A 2018 Air Force briefing mentioned the "inefficient and limited performance of the TF-33 compared to modern, commercially available engines". The Pratt & Whitney engines are "expensive and labor intensive to maintain the aging of parts".
"Modern engines are so much more reliable than the TF-33 once installed that the new engines will probably never need to be removed," Tirpak wrote. "The time between overhauls for this engine class is typically around 30,000 hours - more than the number of hours the service plans to fly the bombers for the rest of their lives."
The aim when replacing the engines is to improve the fuel efficiency of the B-52 by at least 20 percent while maintaining the upper limit and the starting power.

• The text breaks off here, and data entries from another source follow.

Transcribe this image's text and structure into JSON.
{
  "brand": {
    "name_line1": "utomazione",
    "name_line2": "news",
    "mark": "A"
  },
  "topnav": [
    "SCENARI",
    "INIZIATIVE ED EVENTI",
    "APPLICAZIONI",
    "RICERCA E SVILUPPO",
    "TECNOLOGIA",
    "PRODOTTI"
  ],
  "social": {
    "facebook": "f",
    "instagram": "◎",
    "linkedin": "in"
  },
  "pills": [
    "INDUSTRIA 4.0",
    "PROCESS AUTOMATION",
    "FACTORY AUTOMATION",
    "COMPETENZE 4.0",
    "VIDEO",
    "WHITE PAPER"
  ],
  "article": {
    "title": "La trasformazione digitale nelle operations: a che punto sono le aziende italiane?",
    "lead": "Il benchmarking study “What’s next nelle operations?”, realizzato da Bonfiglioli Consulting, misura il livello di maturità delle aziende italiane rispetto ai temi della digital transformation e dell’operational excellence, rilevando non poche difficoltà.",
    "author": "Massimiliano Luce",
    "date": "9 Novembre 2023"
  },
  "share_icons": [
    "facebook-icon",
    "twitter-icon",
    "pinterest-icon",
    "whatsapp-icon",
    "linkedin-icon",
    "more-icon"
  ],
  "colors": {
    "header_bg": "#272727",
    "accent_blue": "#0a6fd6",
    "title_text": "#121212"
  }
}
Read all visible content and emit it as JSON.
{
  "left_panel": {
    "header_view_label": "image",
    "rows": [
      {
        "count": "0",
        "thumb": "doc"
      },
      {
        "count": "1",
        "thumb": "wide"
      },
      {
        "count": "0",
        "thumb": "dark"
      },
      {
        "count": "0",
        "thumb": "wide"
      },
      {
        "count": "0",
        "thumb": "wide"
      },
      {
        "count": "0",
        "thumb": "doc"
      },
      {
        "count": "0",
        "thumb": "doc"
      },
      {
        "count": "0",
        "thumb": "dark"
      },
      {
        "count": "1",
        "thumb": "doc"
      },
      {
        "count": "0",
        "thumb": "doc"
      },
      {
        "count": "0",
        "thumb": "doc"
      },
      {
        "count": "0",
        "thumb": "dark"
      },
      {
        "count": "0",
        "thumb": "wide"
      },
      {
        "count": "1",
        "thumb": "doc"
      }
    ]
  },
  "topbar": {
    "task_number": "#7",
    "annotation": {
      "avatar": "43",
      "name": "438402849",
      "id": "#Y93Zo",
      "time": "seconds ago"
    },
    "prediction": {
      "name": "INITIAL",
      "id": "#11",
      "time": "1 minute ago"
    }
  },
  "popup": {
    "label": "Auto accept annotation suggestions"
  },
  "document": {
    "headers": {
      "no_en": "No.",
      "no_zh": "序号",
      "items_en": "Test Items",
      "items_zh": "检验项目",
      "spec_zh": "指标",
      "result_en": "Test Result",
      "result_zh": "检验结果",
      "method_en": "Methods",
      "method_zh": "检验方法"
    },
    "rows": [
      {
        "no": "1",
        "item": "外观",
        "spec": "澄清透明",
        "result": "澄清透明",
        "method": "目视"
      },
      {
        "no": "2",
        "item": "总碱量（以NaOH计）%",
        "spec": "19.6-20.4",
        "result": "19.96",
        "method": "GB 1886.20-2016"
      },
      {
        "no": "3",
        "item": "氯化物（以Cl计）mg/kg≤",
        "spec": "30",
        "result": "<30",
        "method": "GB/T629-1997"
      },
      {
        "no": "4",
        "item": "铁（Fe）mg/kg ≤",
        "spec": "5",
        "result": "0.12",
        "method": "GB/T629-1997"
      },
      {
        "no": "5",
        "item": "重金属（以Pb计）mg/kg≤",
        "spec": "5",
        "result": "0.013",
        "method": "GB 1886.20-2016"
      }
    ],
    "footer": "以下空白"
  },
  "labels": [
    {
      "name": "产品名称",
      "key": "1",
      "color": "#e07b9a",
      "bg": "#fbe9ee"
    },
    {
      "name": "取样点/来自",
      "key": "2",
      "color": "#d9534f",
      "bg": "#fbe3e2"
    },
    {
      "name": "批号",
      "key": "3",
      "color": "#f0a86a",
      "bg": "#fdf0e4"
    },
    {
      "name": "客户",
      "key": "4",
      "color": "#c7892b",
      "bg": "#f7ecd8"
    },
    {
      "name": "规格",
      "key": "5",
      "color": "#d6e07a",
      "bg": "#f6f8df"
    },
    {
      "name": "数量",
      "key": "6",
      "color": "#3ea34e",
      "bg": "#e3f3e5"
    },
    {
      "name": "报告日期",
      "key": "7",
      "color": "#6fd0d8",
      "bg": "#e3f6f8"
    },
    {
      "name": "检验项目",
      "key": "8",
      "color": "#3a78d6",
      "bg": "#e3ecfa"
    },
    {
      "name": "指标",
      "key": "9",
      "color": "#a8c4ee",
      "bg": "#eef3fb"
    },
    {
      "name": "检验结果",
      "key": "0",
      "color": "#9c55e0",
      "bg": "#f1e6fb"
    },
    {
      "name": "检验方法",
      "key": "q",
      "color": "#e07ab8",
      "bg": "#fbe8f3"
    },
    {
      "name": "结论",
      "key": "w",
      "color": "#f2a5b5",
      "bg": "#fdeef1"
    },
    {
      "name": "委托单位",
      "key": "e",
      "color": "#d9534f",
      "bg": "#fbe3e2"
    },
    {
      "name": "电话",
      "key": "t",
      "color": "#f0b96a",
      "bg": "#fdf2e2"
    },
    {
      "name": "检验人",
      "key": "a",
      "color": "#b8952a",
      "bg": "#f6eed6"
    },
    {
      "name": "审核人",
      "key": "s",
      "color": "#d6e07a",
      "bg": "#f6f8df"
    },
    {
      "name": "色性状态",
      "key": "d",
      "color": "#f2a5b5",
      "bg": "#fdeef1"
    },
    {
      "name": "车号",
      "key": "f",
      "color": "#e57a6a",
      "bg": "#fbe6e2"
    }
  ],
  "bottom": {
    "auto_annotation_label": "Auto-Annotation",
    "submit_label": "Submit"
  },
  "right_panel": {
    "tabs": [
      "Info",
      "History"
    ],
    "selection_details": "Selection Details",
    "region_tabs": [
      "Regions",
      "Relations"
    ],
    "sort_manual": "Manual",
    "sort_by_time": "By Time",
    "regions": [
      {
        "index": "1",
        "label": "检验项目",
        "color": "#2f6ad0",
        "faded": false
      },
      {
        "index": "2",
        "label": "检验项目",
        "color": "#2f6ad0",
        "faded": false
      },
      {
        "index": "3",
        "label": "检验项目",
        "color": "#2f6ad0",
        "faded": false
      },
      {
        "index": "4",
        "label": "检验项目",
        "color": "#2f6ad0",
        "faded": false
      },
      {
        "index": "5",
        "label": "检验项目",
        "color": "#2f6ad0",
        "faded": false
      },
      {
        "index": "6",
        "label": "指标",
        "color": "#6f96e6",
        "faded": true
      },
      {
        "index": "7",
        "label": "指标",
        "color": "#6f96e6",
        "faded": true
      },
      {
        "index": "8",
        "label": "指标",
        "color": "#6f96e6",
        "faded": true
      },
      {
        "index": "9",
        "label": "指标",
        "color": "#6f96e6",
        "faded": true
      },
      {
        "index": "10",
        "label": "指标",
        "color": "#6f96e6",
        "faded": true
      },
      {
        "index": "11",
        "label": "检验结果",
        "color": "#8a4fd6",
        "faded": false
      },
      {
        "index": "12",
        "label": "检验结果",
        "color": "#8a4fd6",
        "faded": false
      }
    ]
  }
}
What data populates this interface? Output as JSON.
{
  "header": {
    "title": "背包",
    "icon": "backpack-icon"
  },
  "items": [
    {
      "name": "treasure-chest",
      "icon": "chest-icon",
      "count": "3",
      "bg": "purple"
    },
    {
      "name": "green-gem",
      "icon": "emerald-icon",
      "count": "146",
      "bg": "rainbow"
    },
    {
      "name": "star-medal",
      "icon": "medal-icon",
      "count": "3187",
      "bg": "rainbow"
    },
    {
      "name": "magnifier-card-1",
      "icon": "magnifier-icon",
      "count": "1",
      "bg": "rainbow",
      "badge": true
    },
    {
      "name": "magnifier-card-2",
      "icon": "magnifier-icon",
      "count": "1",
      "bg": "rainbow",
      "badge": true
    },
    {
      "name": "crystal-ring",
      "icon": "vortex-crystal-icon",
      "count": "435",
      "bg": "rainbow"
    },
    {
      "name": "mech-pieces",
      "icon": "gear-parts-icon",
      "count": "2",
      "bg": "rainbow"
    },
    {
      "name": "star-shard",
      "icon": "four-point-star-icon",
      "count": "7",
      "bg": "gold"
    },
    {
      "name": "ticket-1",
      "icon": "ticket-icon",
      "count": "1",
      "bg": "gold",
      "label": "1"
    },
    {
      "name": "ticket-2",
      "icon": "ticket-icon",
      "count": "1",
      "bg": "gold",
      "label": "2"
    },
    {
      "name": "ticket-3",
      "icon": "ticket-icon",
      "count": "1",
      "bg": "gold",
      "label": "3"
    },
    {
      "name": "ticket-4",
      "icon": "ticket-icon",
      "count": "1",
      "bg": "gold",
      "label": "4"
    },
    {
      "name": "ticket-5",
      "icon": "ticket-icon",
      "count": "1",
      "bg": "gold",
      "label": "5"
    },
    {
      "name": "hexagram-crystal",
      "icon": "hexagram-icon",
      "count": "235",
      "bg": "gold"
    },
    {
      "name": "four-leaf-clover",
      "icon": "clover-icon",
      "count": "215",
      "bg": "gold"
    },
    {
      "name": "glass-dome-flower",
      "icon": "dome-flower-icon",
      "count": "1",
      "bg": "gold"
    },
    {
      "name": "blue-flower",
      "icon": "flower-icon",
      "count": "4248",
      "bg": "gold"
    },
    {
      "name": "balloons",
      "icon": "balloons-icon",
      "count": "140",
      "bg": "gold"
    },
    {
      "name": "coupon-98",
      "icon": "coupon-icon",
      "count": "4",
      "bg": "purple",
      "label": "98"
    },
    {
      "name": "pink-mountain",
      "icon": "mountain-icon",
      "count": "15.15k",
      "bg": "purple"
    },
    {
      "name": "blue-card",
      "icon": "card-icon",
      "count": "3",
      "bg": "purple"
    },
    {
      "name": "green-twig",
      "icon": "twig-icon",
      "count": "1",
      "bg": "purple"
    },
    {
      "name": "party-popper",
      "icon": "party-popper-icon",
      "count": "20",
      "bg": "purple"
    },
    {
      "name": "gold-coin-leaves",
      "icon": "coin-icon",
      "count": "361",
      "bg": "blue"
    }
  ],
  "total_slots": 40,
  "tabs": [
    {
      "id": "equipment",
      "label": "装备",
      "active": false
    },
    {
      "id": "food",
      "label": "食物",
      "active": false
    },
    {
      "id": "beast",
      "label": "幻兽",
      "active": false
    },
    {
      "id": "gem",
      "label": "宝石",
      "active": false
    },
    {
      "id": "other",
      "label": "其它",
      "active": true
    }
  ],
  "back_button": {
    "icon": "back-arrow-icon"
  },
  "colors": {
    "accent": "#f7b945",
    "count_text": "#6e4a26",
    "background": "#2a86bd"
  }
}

A B-52H with TF-33 engines can carry 35 tons of bombs and missiles up to 4,500 miles without air refueling at a top speed of 650 miles per hour.
"Despite rumors to the contrary, Isabelle said the Air Force was not looking for much better physical performance from the new engines - for example, time to climb or top speed - although this could turn out to be a welcome by-product," said Tirpak.
In 2018, the Air Force estimated the cost of extending the life of the B-52 - including retrofitting other performance improvements - was around $ 32 billion.
Between 2011 and 2016, the Air Force cost around $ 1.2 billion a year to operate 76 B-52s, the Government Accountability Office reported in 2018.
More efficient engines could save $ 10 billion in fuel and maintenance costs by 2040, Tirpak reported, citing Air Force documents. The service wants 608 engines - eight for each B-52.
The Air Force has not yet found all of the money for the B-52 upgrade program. "We are working on our leadership to develop an acquisition strategy," said James Hunsicker, deputy chief of the bomber requirements service, to Tirpak.
The Air Force used Boeing to integrate the new engines. Pratt & Whitney, General Electric and Rolls-Royce have all proposed engine types for the B-52. The Air Force announced in 2017 that it would test new engines on two B-52s as early as 2022, choose a contractor before 2026, and complete the conversion project before 2034.